Quando a maior parte da comunicação digital está seguro por criptografia ponta a ponta, mesmo que uma organização tenha acesso aos servidores intermediários, ela não consegue ler o conteúdo das mensagens.
Somente os dispositivos dos remetentes e destinatários têm as chaves necessárias para descriptografar as mensagens.
Isso força as agências de vigilância a mudarem o foco de uma vigilância em massa para uma vigilância direcionada a alvos específicos, que são suspeitos de atividades ilícitas.
Nos primeiros eventos de criptoparty, as tecnologias ensinadas eram frequentemente obsoletas, como o PGP (Pretty Good Privacy).
Embora o PGP garanta a criptografia ponta a ponta, ele é complexo e de difícil uso para a maioria das pessoas, exigindo a troca manual de chaves públicas.
A complexidade e a dificuldade de uso do PGP limitaram sua adoção em larga escala, evidenciando a necessidade de uma tecnologia mais acessível.
Reconhecendo essa necessidade, formou-se um consenso entre ativistas e tecnólogos de que era crucial desenvolver ferramentas de criptografia que fossem acessíveis a todos.
Foi nesse contexto que o Signal foi desenvolvido por ativistas engajados em difundir o uso de ferramentas de segurança da informação.
O Signal oferece criptografia ponta a ponta de forma simples e intuitiva, tornando a segurança acessível para todos os usuários.

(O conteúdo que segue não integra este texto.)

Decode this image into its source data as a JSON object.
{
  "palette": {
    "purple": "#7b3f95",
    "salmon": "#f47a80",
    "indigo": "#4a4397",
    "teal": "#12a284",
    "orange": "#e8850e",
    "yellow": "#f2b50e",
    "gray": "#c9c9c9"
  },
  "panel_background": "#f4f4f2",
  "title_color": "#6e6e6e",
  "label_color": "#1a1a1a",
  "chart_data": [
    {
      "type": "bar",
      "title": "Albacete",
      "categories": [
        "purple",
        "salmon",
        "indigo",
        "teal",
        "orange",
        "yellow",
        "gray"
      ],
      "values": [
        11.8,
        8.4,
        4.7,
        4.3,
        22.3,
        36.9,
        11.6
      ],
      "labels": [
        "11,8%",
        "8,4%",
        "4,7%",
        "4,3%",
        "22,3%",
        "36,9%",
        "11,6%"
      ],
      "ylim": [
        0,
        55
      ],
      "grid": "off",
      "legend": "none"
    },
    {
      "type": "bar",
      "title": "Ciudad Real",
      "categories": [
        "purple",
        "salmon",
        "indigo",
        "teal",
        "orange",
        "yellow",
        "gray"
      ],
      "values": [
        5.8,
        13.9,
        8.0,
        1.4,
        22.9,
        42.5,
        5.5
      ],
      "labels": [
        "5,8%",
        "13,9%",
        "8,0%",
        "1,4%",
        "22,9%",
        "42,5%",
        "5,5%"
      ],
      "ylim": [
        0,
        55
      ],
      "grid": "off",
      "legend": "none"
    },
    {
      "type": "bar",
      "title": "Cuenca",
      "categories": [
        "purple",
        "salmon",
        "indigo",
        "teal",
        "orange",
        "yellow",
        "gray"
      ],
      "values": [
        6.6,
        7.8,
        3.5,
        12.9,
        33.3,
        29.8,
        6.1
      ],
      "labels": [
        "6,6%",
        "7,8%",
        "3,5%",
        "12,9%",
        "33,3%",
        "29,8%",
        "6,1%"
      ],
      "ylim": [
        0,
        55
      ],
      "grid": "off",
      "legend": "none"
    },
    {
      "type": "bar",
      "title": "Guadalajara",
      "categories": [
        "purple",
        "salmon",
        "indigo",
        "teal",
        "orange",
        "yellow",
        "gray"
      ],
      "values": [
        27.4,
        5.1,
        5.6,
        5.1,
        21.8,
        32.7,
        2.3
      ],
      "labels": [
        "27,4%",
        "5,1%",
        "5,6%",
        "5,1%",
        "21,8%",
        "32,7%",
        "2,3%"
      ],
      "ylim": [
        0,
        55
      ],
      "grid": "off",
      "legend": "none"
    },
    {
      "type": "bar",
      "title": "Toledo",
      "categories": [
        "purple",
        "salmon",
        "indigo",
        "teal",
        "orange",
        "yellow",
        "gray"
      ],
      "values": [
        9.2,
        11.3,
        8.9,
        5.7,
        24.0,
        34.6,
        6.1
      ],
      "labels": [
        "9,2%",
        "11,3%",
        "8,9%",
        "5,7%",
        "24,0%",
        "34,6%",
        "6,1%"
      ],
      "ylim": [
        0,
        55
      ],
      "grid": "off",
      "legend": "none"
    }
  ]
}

A maior conquista desse movimento foi a implementação do protocolo de criptografia desenvolvido para o Signal no WhatsApp, um aplicativo com uma base de usuários de muitos milhões.
A adoção do protocolo de criptografia ponta a ponta do Signal pelo WhatsApp marcou um avanço significativo na proteção da privacidade em comunicações digitais, democratizando o acesso a comunicações seguras para uma vasta audiência global.
A popularização da criptografia ponta a ponta representa um importante avanço na proteção da privacidade individual, mas também levanta novos desafios e questões sobre a relação entre segurança, privacidade e controle.
As tecnologias de criptografia estão em constante evolução, e o debate sobre sua implementação envolve diversos atores: a sociedade civil, a academia, o governo e as empresas.
Cada um desses grupos tem sua própria visão e papel na busca por soluções que equilibrem a necessidade de segurança com os direitos fundamentais à privacidade.
Ao longo deste livro, apresentamos as principais primitivas criptográficas e mostramos como elas garantem, de maneira formal, diferentes noções de segurança.
Nosso foco foi oferecer uma base sólida para que os leitores compreendam os fundamentos da criptografia moderna, abordando as definições de segurança e as suposições necessárias para garantir a robustez dos sistemas criptográficos.
Espero que este material ajude os estudantes e interessados a entender melhor não só os aspectos técnicos das primitivas criptográficas, mas também como essas soluções podem ser aplicadas para enfrentar problemas reais relacionados à segurança da informação.
Além disso, espero que os leitores possam refletir sobre o papel que a criptografia desempenha na sociedade contemporânea e como as soluções propostas pela sociedade civil, pela academia, pelos governos e pelas empresas podem contribuir para a construção de um ambiente digital mais seguro e confiável.